Tennessee’s Tony Vitello, rewarded with the largest contract in college baseball history, said his sights are set squarely on continuing the climb coming off the Vols’ historic 2024 national championship season.
“Now, we literally have facts that we can show recruits and everybody else that we’re as committed to baseball as you can possibly imagine,” Vitello told ESPN on Friday. “As a coaching staff, our administration and [athletic director] Danny White have given us peace of mind that there’s not anything better out there as far as support or investment. You throw in the combination that we live in one of the best college towns in the country, we’re the flagship school of the state and the passion of our fans, and it doesn’t get any better.”
Vitello’s new deal, announced earlier in the day by the university, will pay him $3 million annually and run through the 2029 season. His annual salary would place him among Major League Baseball’s 10 highest-paid managers, according to MLB insiders.
The deal also includes an expanded salary pool for his assistants and support staff, replacing one that Tennessee and Vitello agreed upon that took effect May 31, although that deal was never announced. Vitello was previously set to make $1.8 million annually. He collected a $200,000 bonus for winning Tennessee’s first baseball national championship this season.
Since arriving in Knoxville in 2018, Vitello has transformed Tennessee into a baseball powerhouse. The Vols became the first SEC team in history to win 60 games this season on their way to capturing the national title with a 6-5 victory over Texas A&M in the deciding game.
Vitello has taken Tennessee to the Men’s College World Series in three of the past four seasons and to the super regionals all four seasons. During that span, Tennessee ranks first nationally with 211 wins and a .773 winning percentage.
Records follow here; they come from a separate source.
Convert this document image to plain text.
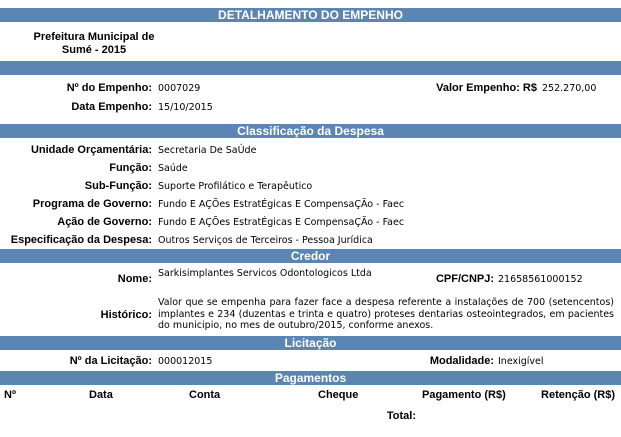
DETALHAMENTO DO EMPENHO
Prefeitura Municipal de Sumé - 2015
Nº do Empenho: 0007029	Valor Empenho: R$ 252.270,00
Data Empenho: 15/10/2015
Classificação da Despesa
Unidade Orçamentária: Secretaria De SaÚde
Função: Saúde
Sub-Função: Suporte Profilático e Terapêutico
Programa de Governo: Fundo E AÇÕes EstratÉgicas E CompensaÇÃo - Faec
Ação de Governo: Fundo E AÇÕes EstratÉgicas E CompensaÇÃo - Faec
Especificação da Despesa: Outros Serviços de Terceiros - Pessoa Jurídica
Credor
Nome: Sarkisimplantes Servicos Odontologicos Ltda	CPF/CNPJ: 21658561000152
Histórico:
Valor que se empenha para fazer face a despesa referente a instalações de 700 (setencentos) implantes e 234 (duzentas e trinta e quatro) proteses dentarias osteointegrados, em pacientes do municipio, no mes de outubro/2015, conforme anexos.
Licitação
Nº da Licitação: 000012015	Modalidade: Inexigível
Pagamentos
Nº	Data	Conta	Cheque	Pagamento (R$)	Retenção (R$)
Total:
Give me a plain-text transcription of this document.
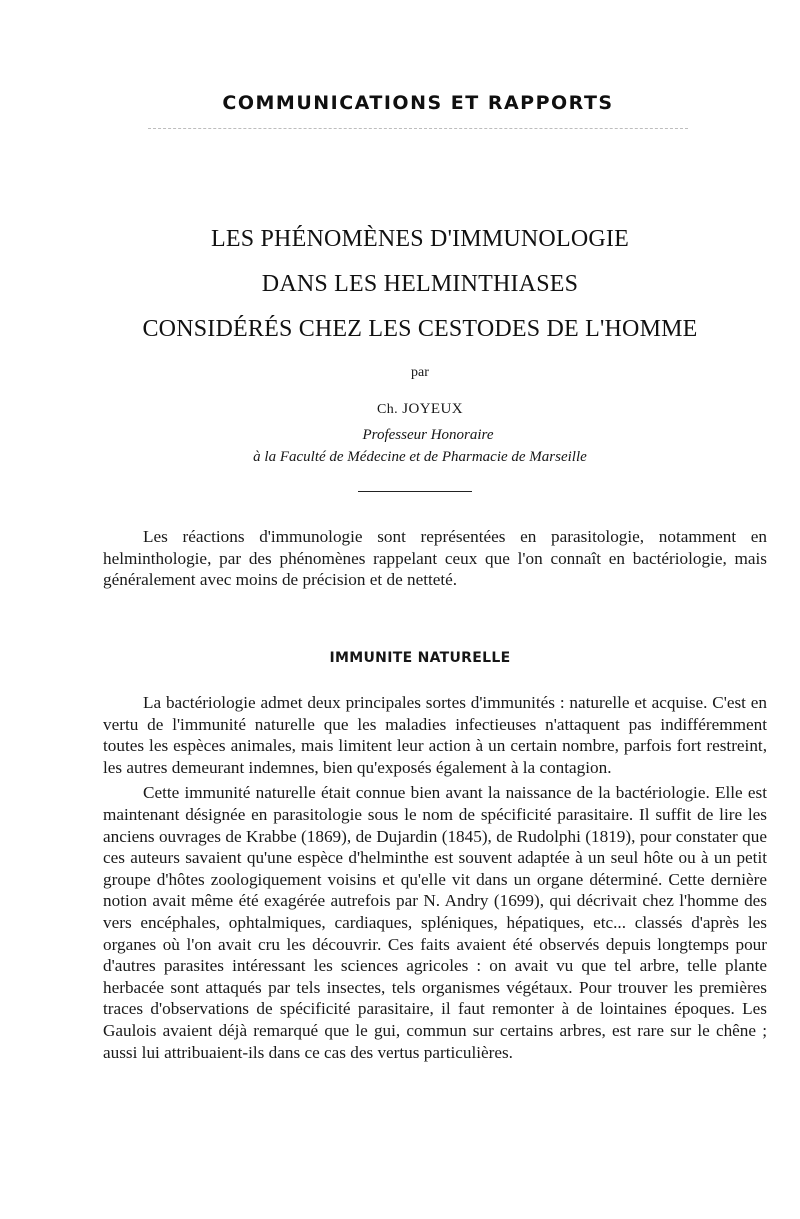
COMMUNICATIONS ET RAPPORTS
LES PHÉNOMÈNES D'IMMUNOLOGIE
DANS LES HELMINTHIASES
CONSIDÉRÉS CHEZ LES CESTODES DE L'HOMME
par
Ch. JOYEUX
Professeur Honoraire
à la Faculté de Médecine et de Pharmacie de Marseille

Les réactions d'immunologie sont représentées en parasitologie, notamment en helminthologie, par des phénomènes rappelant ceux que l'on connaît en bactériologie, mais généralement avec moins de précision et de netteté.

IMMUNITE NATURELLE

La bactériologie admet deux principales sortes d'immunités : naturelle et acquise. C'est en vertu de l'immunité naturelle que les maladies infectieuses n'attaquent pas indifféremment toutes les espèces animales, mais limitent leur action à un certain nombre, parfois fort restreint, les autres demeurant indemnes, bien qu'exposés également à la contagion.

Cette immunité naturelle était connue bien avant la naissance de la bactériologie. Elle est maintenant désignée en parasitologie sous le nom de spécificité parasitaire. Il suffit de lire les anciens ouvrages de Krabbe (1869), de Dujardin (1845), de Rudolphi (1819), pour constater que ces auteurs savaient qu'une espèce d'helminthe est souvent adaptée à un seul hôte ou à un petit groupe d'hôtes zoologiquement voisins et qu'elle vit dans un organe déterminé. Cette dernière notion avait même été exagérée autrefois par N. Andry (1699), qui décrivait chez l'homme des vers encéphales, ophtalmiques, cardiaques, spléniques, hépatiques, etc... classés d'après les organes où l'on avait cru les découvrir. Ces faits avaient été observés depuis longtemps pour d'autres parasites intéressant les sciences agricoles : on avait vu que tel arbre, telle plante herbacée sont attaqués par tels insectes, tels organismes végétaux. Pour trouver les premières traces d'observations de spécificité parasitaire, il faut remonter à de lointaines époques. Les Gaulois avaient déjà remarqué que le gui, commun sur certains arbres, est rare sur le chêne ; aussi lui attribuaient-ils dans ce cas des vertus particulières.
“It’s a never-ending process, especially when you include facilities and you include recruiting, but it’s also just trying to survive in the SEC, which everybody that’s been a part of it or even just watches it from the outside knows how challenging that is,” Vitello said. “So I don’t feel like we’re anywhere near done climbing in a bunch of different categories, even though we were able to have a successful postseason run this year.
“The cool thing about what people are talking about today is I feel like our staff has been rewarded for our loyalty. You’d be hard-pressed to find a member of our coaching staff that couldn’t have gone somewhere else for more money at some point. I think college baseball, and I say this humbly, but college baseball has gotten more attention and more of everything over the past few years.”
Per the terms of Vitello’s deal, he will owe the university $4 million if he leaves for another job before June 30, 2025. That buyout drops to $3 million in 2026, $2 million in 2027 and all the way down to $400,000 the last year of the contract in 2029. If Tennessee fires Vitello without cause during the term of the deal, he will be owed the full remainder of his contract.
Also, if White is no longer Tennessee’s AD, Vitello’s buyout will be cut in half if he leaves for another job. When Vitello was hired in 2018, his original contract paid him a base salary of $493,000 annually. He has taken the Vols to five NCAA tournaments and won two of the past three SEC tournaments. They became the first No. 1 overall seed to win the national title this season since Miami in 1999. Tennessee had four players selected in the first two rounds of the MLB draft this year, a program record, and two were first-rounders — Christian Moore and Blake Burke.
Tennessee’s success under Vitello has been a massive hit with the fans. Record crowds have flocked to Lindsey Nelson Stadium, which is undergoing a multiyear $98.5 million renovation project that will increase seating capacity to the 8,000 range and include personal suites, increased premium seating options, expanded concourse space and a new concourse connecting the left-field porches to the right-field student area.
“At first, people started coming out in numbers and then next they started getting rowdy to where we had the ‘Legends of Lindsey Nelson’ with the students,” Vitello said. “The outfield porches became a party, and it got so intense inside of that environment that it was like a rock ‘n’ roll concert. The demand for seats was crazy, so that climb was something we can literally see as a visual and one of the more gratifying and cooler things we’ve seen as coaches and players.”
Other schools have pursued Vitello aggressively in recent years, including Texas A&M in 2021 and again this year after Jim Schlossnagle left for Texas. Schlossnagle’s contract at Texas will pay him an annual average salary of $2.2 million. Vanderbilt’s Tim Corbin earns $2 million annually. Vitello becomes college baseball’s first $3 million coach.
“I’d be lying if I didn’t say we had a lot of very ambitious people we were able to add to that first coaching staff and we didn’t achieve a whole lot on the field at all,” Vitello said. “We were bitter and wanted to get to work, and there was the underlying question: ‘Is this a place where you can sustain success?’ We definitely thought after 2019 that we could put enough pieces of the puzzle together to advance in a regional and maybe further. Then in 2021, it became very clear to us because of the fan support and because of what the administration was stepping up and doing for us, that the formula is there.
“So why would we look anywhere else?”